In 2017, the group acquired Bart Ingredients in the United Kingdom to strengthen its position in the British market. A long-held minority stake by the Finnish Paulig Group was repurchased in 2023. In 2025, the parent company was converted into a European Company (Societas Europaea, SE).

== Corporate structure ==
DF World of Spices SE serves as the strategic management holding company for the group. Operational activities are divided into divisions for retail and industrial business.

=== Ownership ===
The non-profit Dieter Fuchs Foundation is the largest indirect shareholder of the corporate group. The foundation supports charitable purposes in the fields of science, education, art, and culture. The Board of Trustees is chaired by former German President Christian Wulff. This ownership structure, with the foundation as principal shareholder, is intended to ensure the company's long-term independence. The remaining shares are held by a family foundation.

=== Management ===
The operational business is managed by an Executive Board, currently consisting of Nils Meyer-Pries (CEO) and Marco Winkhold (CFO). The group operates on a decentralized basis, with local managing directors in international key markets including Germany, Brazil, China, the United Kingdom, Romania, and the United States.

=== Locations ===
A key characteristic of Fuchs is its extensive control over large parts of its value chain. The corporate group operates its own subsidiaries in major sourcing countries including Brazil, China, and Cambodia. There, raw materials such as paprika and pepper are purchased directly from producers and subjected to initial quality controls.

Further processing takes place either at origin or in one of the group's production facilities worldwide. The majority of products are cleaned, refined, and processed in the company's own spice mills.

== Business operations ==

=== Retail segment ===
In the retail sector, Fuchs follows a multi-brand strategy addressing different customer segments. Through a dual approach of branded products and private-label production, the group achieves broad market penetration.

The Fuchs brand serves as core premium brand with focus on range depth and innovation. Ostmann addresses everyday cooking needs in the mid-price segment, while Bio Wagner meets demand for organic products. Bamboo Garden covers Asian cuisine, and Kattus offers Mediterranean specialties. The Fuchs Professional and Ubena brands serve the food service sector.

In the United Kingdom, Bart is highly relevant; in Romania, Cosmin is a market leader.

Beyond spices and herbs, the portfolio includes complementary products such as pastes, sauces, and coconut milk. A strategically significant part of the spices segment is the production of private labels for major European supermarket chains and discounters.

=== Industrial division ===
The industrial division develops customized flavor concepts for food processors. Key areas include the development of specific taste profiles for the meat and snack industries, as well as for dairies.

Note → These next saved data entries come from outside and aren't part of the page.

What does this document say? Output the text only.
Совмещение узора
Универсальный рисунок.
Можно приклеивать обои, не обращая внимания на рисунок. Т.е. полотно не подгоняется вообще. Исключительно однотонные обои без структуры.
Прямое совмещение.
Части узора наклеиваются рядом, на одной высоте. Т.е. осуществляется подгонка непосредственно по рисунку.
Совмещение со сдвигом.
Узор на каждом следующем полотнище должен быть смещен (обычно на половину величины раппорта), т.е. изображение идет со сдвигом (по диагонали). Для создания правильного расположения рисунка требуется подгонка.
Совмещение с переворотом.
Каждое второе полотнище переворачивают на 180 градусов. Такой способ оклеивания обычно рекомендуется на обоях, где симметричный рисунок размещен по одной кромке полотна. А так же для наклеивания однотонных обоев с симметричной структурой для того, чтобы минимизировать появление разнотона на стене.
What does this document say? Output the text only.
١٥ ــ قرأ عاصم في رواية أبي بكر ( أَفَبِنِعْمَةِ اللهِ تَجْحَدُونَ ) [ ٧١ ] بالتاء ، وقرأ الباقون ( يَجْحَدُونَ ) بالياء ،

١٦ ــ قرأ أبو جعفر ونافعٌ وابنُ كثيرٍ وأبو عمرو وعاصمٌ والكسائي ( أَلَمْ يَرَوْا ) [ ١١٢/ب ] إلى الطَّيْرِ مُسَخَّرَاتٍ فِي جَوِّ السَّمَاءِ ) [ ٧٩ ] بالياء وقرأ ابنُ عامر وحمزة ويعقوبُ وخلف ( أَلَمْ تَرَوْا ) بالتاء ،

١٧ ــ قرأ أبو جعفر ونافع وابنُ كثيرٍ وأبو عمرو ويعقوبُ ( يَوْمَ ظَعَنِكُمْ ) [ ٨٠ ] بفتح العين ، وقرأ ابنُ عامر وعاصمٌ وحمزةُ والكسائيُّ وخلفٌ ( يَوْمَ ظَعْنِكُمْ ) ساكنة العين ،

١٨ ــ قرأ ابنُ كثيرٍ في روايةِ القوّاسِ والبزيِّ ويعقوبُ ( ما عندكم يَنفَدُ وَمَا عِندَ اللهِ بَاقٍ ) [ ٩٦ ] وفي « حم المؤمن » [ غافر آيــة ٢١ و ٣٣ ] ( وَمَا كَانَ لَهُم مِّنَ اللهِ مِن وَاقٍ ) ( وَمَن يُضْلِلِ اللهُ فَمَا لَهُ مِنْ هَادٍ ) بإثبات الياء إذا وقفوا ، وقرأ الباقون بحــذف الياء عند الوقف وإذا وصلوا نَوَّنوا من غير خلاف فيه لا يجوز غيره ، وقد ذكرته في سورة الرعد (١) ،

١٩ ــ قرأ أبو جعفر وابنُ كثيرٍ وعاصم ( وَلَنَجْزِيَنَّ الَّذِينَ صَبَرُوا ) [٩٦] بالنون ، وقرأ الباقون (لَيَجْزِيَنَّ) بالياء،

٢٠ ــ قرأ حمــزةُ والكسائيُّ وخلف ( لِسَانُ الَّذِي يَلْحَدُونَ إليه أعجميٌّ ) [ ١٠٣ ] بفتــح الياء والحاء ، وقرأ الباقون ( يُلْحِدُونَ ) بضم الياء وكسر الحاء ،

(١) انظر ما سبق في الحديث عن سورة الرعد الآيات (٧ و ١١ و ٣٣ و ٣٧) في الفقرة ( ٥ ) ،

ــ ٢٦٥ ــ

Many projects consist of formulations produced exclusively for individual industrial clients. In addition to taste, the functional properties of these formulations play a significant role. Technologies are applied to achieve objectives such as color and aroma stabilization, sensory optimization, micro-milling, roasting and shelf-life extension.

Quality assurance includes systematic sensory evaluation. Using specialized panels and modern testing procedures, the group conducts both analytical and hedonic assessments to ensure market acceptance.

== Key figures ==
In the 2024 fiscal year, the group generated consolidated revenue of approximately €661 million. About 49% of this revenue was generated in the German market. The company employs approximately 3,100 people worldwide.